Scorie - La corruzione non si elimina con i supereroi
Il classico articolo dedicato a commentare fenomeni di corruzione di chi ha funzioni pubbliche parte dall'articolo 54 della (sacra) Costituzione:
"I cittadini cui sono affidate funzioni pubbliche hanno il dovere di adempierle con disciplina e onore."
Lo fa, per esempio, Federico Maurizio D'Andrea, che poi si lascia prendere un po' la mano dalla retorica, a mio parere, quando scrive:
"Se non si parte dal ricordare che la tutela del proprio onore non ha prezzo, non è barattabile con niente e non è vendibile a nessuno; se non si recupera il senso della tutela della propria dignità; se tutto questo continua a essere deriso dai più; ebbene, è facile prevedere che si continuerà ad assistere a uno scadimento etico che, nel tempo, comporterà un, se possibile ancor più profondo, declassamento morale. Dimenticando che, senza il rispetto generalizzato e continuativo delle regole, nel medio periodo, il rischio attiene alla stessa convivenza democratica, che non può esistere senza legalità; e dimenticando anche che, nell'immediato, gli effetti economici, finanziari e patrimoniali del malaffare, comportano necessariamente l'irregolare andamento del mercato (su cui molto poco si riflette), preda di mani che sono "invisibili" solo perché ben nascoste in una opaca rete di potere e di connivenze diffuse."
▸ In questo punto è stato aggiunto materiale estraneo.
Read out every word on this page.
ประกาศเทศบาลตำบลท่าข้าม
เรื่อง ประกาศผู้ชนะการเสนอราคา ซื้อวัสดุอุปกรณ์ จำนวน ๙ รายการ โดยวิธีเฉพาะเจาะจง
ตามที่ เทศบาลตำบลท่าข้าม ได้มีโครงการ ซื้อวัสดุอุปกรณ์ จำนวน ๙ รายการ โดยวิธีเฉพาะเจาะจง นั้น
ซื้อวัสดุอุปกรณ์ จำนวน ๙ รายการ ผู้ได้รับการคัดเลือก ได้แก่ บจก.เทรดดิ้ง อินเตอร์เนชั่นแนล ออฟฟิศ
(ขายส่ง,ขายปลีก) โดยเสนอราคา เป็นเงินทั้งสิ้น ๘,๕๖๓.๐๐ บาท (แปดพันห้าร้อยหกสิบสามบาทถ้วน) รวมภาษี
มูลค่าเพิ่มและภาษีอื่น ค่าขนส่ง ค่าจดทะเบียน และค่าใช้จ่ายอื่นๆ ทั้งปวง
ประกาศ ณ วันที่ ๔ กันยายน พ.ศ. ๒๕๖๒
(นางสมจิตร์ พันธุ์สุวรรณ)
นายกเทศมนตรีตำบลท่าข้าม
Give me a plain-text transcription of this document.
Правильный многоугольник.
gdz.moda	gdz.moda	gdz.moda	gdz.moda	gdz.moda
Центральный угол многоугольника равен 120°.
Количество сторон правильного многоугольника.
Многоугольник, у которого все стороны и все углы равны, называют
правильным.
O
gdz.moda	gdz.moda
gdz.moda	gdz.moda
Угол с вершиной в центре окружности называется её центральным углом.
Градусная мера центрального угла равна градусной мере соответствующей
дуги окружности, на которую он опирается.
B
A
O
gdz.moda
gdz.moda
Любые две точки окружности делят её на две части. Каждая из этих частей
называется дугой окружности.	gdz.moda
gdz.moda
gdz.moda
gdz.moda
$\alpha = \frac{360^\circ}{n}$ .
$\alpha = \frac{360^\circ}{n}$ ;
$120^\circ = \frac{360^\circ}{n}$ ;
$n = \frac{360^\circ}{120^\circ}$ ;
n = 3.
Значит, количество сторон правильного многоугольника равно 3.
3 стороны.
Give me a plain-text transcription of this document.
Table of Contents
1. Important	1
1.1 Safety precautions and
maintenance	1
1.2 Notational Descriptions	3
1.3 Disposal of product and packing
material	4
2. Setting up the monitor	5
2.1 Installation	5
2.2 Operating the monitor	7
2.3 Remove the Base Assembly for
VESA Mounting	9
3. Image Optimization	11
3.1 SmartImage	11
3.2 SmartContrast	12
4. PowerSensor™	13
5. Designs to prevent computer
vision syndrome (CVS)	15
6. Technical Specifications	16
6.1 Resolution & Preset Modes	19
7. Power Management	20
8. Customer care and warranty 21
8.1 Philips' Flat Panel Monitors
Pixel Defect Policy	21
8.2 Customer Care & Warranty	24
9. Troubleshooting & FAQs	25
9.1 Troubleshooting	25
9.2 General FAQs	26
E quindi "bisogna, infatti, chiedersi, perché, nel nostro Paese, il malaffare emerga solo a seguito di indagini giudiziarie e perché non funzionino i preventivi sistemi di controllo, pur in presenza di una miriade di controllori. Non sono le episodiche scoperte di qualche malaffare che fanno la differenza: se non si cambia il paradigma, se non si inculcano i principi dell'onore e della dignità personale, se le classi dirigenti continuano a connotarsi per una spaventosa mediocrità culturale, diffondendo, peraltro, il convincimento della non necessarietà dello studio e dell'approfondimento, se l'homo politicus diventa homo oeconomicus; la società, tutta, continuerà a non incamminarsi sulla strada di quel progresso culturale e civile che, pure, dovrebbe essere l'unico obiettivo di coloro ai quali sono «affidate funzioni pubbliche». Dalla inesistenza del senso dell'autonomia del controllo interno originano tanti mali, non identificabili, banalmente, con le illiceità di questo o quel personaggio che, di fatto, svende la propria funzione per un piatto di lenticchie o una bottiglia di champagne."
La soluzione?
"Per riaffermare il senso del limite, che dovrebbe essere il vero dominatore di ogni comunità democratica, è necessario contrastare il senso di diffusa impunità, con il coevo senso di onnipotenza: e questo può e deve avvenire anche per il tramite di indipendenti attività di controllo che, prima, molto prima, di essere un problema di polizia e magistratura è un problema interno a ogni singola amministrazione, dove pure pullulano i controllori e mancano i controlli. Non c'è amministrazione pubblica, infatti, che non contempli, al proprio interno, un responsabile per la trasparenza, un responsabile anticorruzione, un compliance manager, un internal audit: il problema è la qualità di chi è chiamato a ricoprire queste funzioni, ancora troppo considerate solo come obbligatori "orpelli" di cui si farebbe volentieri a meno."
E via proseguendo, con la descrizione delle caratteristiche del pubblico ufficiale integerrimo. Che esiste indubbiamente, ma che non credo possa essere la soluzione. In altri termini, e senza scomodare il Friedrich von Hayek di "La via della schiavitù" sul perché nel pubblico emergono i peggiori, non è contando sulla onestà delle persone che si risolve il problema della corruzione, bensì riducendo le occasioni per essere corrotti.
E questo è possibile solo riducendo il raggio d'azione dello Stsato, in tutte le sue articolazioni. Non è un caso che i controllori si siano molteplicati nel tempo, ma la corruzione sia viva e vegeta.
In ultima analisi, la qualità delle è solo una parte del problema e non è ragionevole pensare di avere solo supereroi nella publbica amministrazione. Non fosse altro per il fatto che i supereroi, per definizione, sono l'eccezione, non la regola. Altrimenti non sarebbero super, e neppure eroi.